USCA9 Upholds Hawai’i Gun Law

The U.S. Court of Appeals for the Ninth Circuit today rejected a challenge to Hawai’i “open carry” law in a 7-4 decision. Judge Bybee writes for the court majority, “After careful review of the history of early English and American regulation of carrying arms openly in the public square, we conclude that Hawai‘i’s restrictions on the open carrying of firearms reflect longstanding prohibitions and that the conduct they regulate is therefore outside the historical scope of the Second Amendment.”

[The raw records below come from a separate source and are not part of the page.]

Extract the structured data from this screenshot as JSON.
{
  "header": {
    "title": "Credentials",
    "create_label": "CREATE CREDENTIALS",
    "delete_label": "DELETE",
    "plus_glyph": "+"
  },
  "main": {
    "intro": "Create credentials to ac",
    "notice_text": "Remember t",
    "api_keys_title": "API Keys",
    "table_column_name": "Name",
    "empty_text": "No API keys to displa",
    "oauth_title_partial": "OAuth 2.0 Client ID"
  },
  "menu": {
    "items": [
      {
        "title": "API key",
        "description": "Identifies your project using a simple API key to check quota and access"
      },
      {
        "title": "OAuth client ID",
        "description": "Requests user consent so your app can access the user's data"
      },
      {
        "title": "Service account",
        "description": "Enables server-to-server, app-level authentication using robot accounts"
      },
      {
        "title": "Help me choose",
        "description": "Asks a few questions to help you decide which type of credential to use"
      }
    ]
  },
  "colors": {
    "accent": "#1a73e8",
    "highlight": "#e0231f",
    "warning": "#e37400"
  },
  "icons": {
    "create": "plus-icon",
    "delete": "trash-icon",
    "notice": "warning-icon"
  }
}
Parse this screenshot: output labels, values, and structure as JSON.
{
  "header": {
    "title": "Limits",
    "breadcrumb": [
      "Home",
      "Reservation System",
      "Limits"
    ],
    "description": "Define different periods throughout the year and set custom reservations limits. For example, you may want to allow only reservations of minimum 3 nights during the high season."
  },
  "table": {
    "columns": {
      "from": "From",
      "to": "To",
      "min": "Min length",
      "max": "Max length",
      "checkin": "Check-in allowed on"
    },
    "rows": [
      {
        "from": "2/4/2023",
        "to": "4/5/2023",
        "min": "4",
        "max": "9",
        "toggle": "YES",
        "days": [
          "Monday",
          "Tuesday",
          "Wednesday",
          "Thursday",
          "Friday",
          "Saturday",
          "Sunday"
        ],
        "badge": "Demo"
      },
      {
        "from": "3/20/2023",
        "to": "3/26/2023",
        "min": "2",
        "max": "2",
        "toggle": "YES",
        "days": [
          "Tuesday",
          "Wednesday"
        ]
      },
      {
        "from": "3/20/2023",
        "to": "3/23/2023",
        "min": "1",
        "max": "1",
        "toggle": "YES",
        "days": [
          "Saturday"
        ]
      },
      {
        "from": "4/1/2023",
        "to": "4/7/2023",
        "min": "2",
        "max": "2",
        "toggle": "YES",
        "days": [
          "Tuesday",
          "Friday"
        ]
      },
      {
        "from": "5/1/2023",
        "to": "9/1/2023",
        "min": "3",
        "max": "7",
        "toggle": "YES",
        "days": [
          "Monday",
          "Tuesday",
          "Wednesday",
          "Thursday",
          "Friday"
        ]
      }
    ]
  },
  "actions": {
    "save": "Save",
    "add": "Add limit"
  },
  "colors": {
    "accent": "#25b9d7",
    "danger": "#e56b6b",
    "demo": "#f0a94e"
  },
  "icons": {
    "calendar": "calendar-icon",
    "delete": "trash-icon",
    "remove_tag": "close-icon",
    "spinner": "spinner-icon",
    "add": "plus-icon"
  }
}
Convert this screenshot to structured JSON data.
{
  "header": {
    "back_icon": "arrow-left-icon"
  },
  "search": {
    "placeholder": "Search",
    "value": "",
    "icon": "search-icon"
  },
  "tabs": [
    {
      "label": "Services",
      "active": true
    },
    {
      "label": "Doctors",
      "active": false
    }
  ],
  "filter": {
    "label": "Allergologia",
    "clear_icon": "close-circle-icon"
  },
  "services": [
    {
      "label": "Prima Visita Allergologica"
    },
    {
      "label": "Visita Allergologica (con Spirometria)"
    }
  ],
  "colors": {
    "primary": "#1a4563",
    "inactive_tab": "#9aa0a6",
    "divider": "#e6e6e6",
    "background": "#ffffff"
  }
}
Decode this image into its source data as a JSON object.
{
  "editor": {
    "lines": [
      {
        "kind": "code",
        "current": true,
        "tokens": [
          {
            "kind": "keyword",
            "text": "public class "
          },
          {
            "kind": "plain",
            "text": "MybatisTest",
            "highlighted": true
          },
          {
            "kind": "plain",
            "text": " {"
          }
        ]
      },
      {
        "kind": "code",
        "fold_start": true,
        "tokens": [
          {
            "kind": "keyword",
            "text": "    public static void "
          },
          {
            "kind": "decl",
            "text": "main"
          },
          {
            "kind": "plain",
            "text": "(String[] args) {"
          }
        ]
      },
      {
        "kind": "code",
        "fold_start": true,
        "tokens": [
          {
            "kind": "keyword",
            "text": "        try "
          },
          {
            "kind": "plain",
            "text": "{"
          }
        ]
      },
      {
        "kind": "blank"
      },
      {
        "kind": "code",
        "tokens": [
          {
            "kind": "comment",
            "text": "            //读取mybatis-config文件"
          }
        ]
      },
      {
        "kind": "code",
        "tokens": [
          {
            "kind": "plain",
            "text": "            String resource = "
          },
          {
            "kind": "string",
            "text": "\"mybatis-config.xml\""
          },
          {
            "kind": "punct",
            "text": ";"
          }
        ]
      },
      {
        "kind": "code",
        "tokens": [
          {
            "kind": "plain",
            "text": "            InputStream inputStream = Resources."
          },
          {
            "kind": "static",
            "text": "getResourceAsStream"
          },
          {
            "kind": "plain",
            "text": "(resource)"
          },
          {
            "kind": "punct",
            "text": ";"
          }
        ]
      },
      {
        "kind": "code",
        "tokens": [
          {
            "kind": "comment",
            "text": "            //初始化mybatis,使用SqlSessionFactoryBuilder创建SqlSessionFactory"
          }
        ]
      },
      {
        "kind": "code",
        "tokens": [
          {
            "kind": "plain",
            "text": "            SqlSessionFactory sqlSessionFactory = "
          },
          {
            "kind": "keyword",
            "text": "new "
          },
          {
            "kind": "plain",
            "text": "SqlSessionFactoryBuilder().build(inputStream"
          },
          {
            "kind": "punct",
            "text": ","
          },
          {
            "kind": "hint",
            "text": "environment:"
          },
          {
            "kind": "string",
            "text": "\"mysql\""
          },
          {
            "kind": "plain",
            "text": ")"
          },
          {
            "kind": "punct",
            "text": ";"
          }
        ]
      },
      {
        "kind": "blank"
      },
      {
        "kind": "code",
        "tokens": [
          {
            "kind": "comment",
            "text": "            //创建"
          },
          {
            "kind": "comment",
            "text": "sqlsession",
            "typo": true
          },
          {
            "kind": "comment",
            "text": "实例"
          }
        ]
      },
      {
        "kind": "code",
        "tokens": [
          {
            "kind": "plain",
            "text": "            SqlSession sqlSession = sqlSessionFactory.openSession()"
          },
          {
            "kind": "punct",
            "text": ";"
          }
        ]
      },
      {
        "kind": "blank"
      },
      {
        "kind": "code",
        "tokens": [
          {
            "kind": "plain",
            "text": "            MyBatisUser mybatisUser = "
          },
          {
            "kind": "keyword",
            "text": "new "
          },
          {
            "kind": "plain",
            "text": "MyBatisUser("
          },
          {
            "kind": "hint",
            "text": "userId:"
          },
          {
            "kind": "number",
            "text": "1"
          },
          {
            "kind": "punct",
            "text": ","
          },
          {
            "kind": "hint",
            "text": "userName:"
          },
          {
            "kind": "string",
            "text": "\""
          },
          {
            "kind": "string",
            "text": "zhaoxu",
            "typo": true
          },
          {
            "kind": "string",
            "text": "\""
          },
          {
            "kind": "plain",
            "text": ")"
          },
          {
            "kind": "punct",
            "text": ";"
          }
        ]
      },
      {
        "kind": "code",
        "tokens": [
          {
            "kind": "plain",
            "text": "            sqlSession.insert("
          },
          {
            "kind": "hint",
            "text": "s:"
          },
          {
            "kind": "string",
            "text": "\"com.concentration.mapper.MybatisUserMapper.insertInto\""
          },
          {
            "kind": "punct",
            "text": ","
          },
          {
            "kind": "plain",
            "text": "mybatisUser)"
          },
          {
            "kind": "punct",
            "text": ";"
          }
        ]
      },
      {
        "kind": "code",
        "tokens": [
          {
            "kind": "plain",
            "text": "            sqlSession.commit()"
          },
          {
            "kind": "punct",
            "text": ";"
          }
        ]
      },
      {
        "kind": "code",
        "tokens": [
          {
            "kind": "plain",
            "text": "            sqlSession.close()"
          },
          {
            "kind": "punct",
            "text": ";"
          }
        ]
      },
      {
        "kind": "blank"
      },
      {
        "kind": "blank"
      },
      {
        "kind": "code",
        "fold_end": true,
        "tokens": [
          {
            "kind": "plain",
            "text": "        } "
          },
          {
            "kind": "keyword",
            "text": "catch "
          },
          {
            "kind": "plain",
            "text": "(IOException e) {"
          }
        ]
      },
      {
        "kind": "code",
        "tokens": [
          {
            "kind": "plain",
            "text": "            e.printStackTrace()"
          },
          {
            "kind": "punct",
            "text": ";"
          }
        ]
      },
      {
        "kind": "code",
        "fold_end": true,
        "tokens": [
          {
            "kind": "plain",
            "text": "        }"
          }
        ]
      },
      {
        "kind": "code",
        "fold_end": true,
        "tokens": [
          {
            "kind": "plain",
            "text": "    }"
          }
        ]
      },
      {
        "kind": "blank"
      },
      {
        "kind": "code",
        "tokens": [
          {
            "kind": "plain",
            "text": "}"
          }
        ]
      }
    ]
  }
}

Judge O’Scannlain, dissenting, emphatically disagrees:

The Second Amendment to the United States Constitution guarantees “the right of the people to keep and bear Arms.” U.S. Const. amend. II (emphasis added). Today, a majority of our court has decided that the Second Amendment does not mean what it says. Instead, the majority holds that while the Second Amendment may guarantee the right to keep a firearm for self-defense within one’s home, it provides no right whatsoever to bear—i.e., to carry—that same firearm for self-defense in any other place.

A petition to the U.S. Supreme Court to take this case up for review is nearly certain. I won’t make any predictions on it being granted, though. The high court has passed on a lot of Second Amendment cases that seemed to be eminently “certworthy.”

The case is Young v. Hawai’i, No. 12-17808.